Yes, that would be very nice, and it’s a good idea. In general though
you’s currently have to trim it yourself. Of course the “complete” JAR
is just a zip file, so you could unpack, delete, repack and get the same
results. I’ve done this to trim it down to just have IRB included, which
lowers the total size to more like 1.6MB. With better compression
(pack200 for example) it could be even smaller.

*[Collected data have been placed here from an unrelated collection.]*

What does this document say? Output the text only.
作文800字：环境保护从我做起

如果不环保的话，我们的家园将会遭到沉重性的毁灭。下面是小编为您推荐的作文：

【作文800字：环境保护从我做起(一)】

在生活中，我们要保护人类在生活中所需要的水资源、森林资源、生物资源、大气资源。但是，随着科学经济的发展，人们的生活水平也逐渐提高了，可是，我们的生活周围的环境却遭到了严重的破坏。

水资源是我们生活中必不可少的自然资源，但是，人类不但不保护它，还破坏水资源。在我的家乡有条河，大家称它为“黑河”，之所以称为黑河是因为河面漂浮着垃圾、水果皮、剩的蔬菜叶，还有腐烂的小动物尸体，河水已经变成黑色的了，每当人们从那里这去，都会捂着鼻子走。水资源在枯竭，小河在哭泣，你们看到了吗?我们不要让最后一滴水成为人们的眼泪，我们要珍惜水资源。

java -jar jruby-complete.jar -e “puts ‘hello’”

Hmmm … I am going to have to start messing with JRuby pretty hardcore -
it would map well to some of the Camping I am doing now.

Last I’d heard, Camping works well in JRuby.

  • Charlie

On May 3, 3:12 am, “Richard C.” [email protected] wrote:

Which I think would really help the OP, if he wants a convenient way to
organise the Ruby elements under SVN.

My problem is the already developed apps use a number of C extension/c
library backed apps, so w/o needing to create substitute libs to be
able run under jruby isn’t in the cards.

However, I’ve already added jruby to our dists and have extended ant
to support jruby scripting, and plan to leverage jruby in other
situations.

Jim W. was telling about Charles and Tom’s (hi guys) tutorial
this morning and the way he described them deploying to mongrel, then
glassfish, then hot refresh under glassfish seems quite promising. I
used JRuby about 2.5 years ago on a project that needed to communicate
w/JMS, JRuby has come quite a ways since then.

Though I have to wonder about about storing the Ruby runtime - thats kind of
overkill isn’t it?

It’s all about configuration mgmt - ensuring that we have the same env
anywhere we deploy got my gems and extensions that I need.